Architekten und Designer bewerteten in den 1920er Jahren die neue Fabrikindustrie tendenziell als Segen bringend. Man machte sich daran, konkrete Entwurfsmodelle für eine serielle Massenproduktion zu entwickeln. Voraussetzung war allerdings, dass man sich auf alle Elemente des Entwurfsprozesses selbst kon­zentrierte, wie Form, Material, Konstruktion, leichte Demontierbarkeit, Eignung für günstigen Transport, ­Ergänzbarkeit nach dem Prinzip eines Baukastens etc.

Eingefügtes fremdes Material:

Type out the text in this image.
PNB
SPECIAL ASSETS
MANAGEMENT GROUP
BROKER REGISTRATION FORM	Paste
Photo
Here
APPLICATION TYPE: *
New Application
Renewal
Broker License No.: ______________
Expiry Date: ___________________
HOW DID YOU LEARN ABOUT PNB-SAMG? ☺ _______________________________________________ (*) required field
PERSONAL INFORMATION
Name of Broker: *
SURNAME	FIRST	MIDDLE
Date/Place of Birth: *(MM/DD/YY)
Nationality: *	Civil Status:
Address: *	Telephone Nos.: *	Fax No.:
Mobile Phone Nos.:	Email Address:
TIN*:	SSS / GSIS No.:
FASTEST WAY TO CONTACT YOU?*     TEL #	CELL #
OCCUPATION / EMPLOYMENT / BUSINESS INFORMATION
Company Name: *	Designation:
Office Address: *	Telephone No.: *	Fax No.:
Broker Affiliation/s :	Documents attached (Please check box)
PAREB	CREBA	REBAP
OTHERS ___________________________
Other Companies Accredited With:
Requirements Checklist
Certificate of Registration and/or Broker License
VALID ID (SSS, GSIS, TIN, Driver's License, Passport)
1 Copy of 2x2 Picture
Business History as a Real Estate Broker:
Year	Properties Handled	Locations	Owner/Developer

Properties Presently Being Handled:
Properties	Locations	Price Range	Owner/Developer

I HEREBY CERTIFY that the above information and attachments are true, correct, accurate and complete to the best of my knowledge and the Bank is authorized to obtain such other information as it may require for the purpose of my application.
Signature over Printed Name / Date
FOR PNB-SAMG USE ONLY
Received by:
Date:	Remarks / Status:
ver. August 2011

Mit ­all diesen elementaren Entwurfsbausteinen waren moderne Gestalter in dieser Zeit beschäftigt – ein Grund, weshalb sie ihre Arbeit als grundsätzlich neu empfanden. Systemdesign avancierte in den 1920er Jahren sogar zum Modell für ein modernes Leben. Im Idealfall sollten­ die alltägliche Lebensführung, die Arbeitsprozesse, urbanistische Gefüge und nicht zuletzt das Wohnen in der Großstadt von der Idee rationalistischer Prinzipien der Industrieproduktion geprägt sein. Durchdringung wurde ein Schlüsselbegriff dieser Zeit. Das Entwerfen von Systemdesign war nicht nur praktisch motiviert, sondern es hatte in hohem Maße auch einen symbolischen Wert. (Auszug aus: Gerda Breuer: Systemdesign für Klein- und Kleinstwohnungen in: SYSTEM DESIGN. Über 100 Jahre Chaos im Alltag / Hrsg.: Petra Hesse, René Spitz, Köln 2015, 12-31.)

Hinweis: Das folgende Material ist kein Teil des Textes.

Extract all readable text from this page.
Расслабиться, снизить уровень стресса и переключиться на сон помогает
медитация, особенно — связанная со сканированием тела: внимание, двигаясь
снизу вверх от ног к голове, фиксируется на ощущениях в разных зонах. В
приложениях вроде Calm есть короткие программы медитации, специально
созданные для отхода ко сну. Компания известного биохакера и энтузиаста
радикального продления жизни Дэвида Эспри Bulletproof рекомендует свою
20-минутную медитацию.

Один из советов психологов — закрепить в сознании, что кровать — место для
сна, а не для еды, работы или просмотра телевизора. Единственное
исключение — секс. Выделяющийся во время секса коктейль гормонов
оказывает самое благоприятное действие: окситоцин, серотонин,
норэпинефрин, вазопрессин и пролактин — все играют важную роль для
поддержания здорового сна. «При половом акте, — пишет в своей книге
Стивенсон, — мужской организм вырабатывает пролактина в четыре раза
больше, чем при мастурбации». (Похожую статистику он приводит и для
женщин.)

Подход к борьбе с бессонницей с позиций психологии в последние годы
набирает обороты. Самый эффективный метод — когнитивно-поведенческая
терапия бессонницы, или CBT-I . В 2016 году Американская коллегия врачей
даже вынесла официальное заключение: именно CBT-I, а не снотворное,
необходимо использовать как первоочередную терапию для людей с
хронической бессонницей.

Tubular Steel Furniture Typical for the concept behind system design since the 1920s is its programmatic dimension. Systematization became a symbol for the commitment to the latest forms of production, i.e. modern factory-based industry with all the advantages of mass production, the reduction of costs and the easy availability of products. At the same time, system design was thus also closely associated with a ­specific social orientation. In the Weimar Republic, the first democracy in Germany, good architecture and design were no longer to be a privilege of the few, but rather the lower classes should also benefit from a satisfactory standard of living. In the 1920s, architects and designers tended to consider the new factory-based industry a blessing.

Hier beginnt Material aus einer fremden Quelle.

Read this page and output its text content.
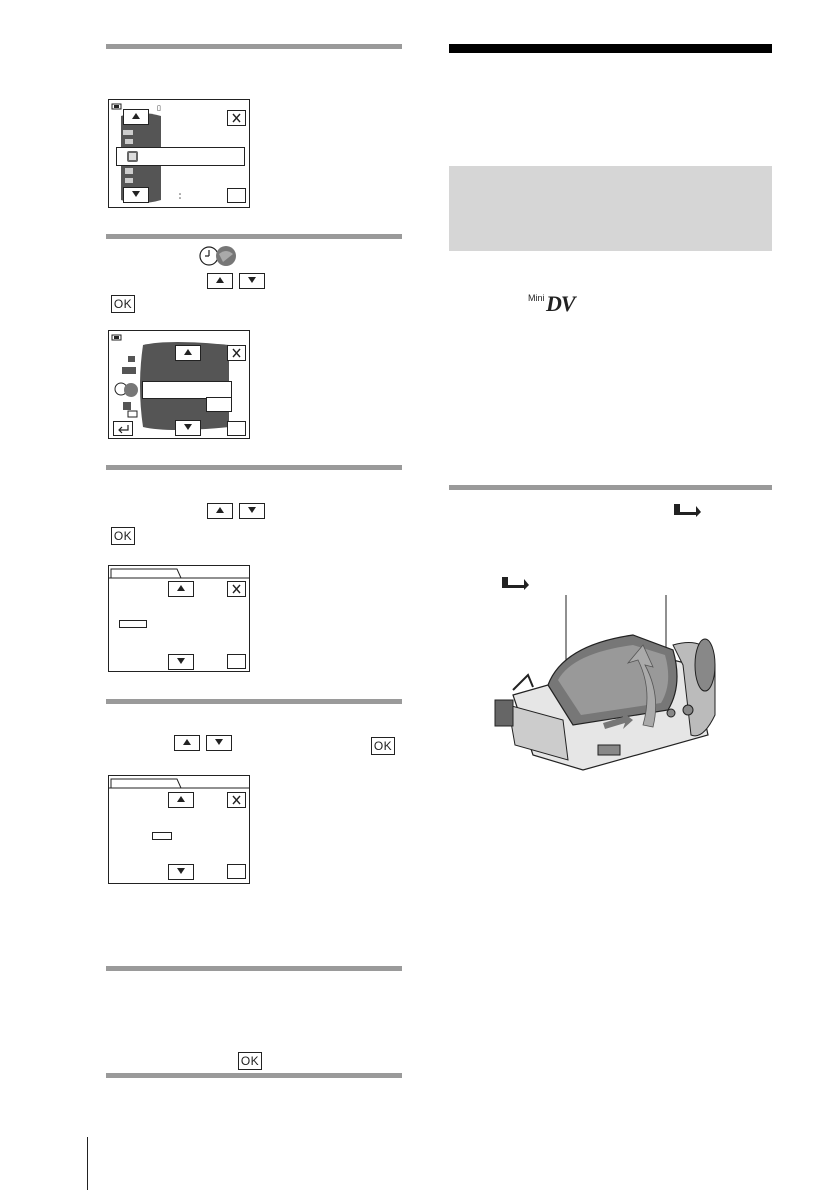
▯
OK
OK
OK
OK
Mini DV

Factory-produced products were no longer ­fundamentally rejected because of their ostensible poor quality. Instead, one began to develop specific design models precisely for serial mass production. This demanded, however, that all elements of the design process – including form, material, construction, easy disassembly, suitability for inexpensive transportation and the ability to add further elements according to a building-block principle – had to be taken into consideration from the start. Modern designers were thus forced to deal with all of these elementary design modules – one reason why they regarded their work as something ­completely new and innovative. In the 1920s, system design advanced to become a model for a modern way of life. Ideally, the concept of rationalist principles of industrial production should shape everyday life, work processes, urban structures and, last but not least, life in the big city itself. Permeation would become a key term of this era. The creation of system design was thus not only motivated by practicality – i.e. machine-­adapted design that would guarantee optimized mechanical and serial production – but was also highly symbolic. (Excerpt from: Gerda Breuer: System Design for Small and Tiny Flats in: SYSTEM DESIGN. Over 100 Years of Chaos in Everyday Life ed. by Petra Hesse, René Spitz, Cologne 2015, 12-31.)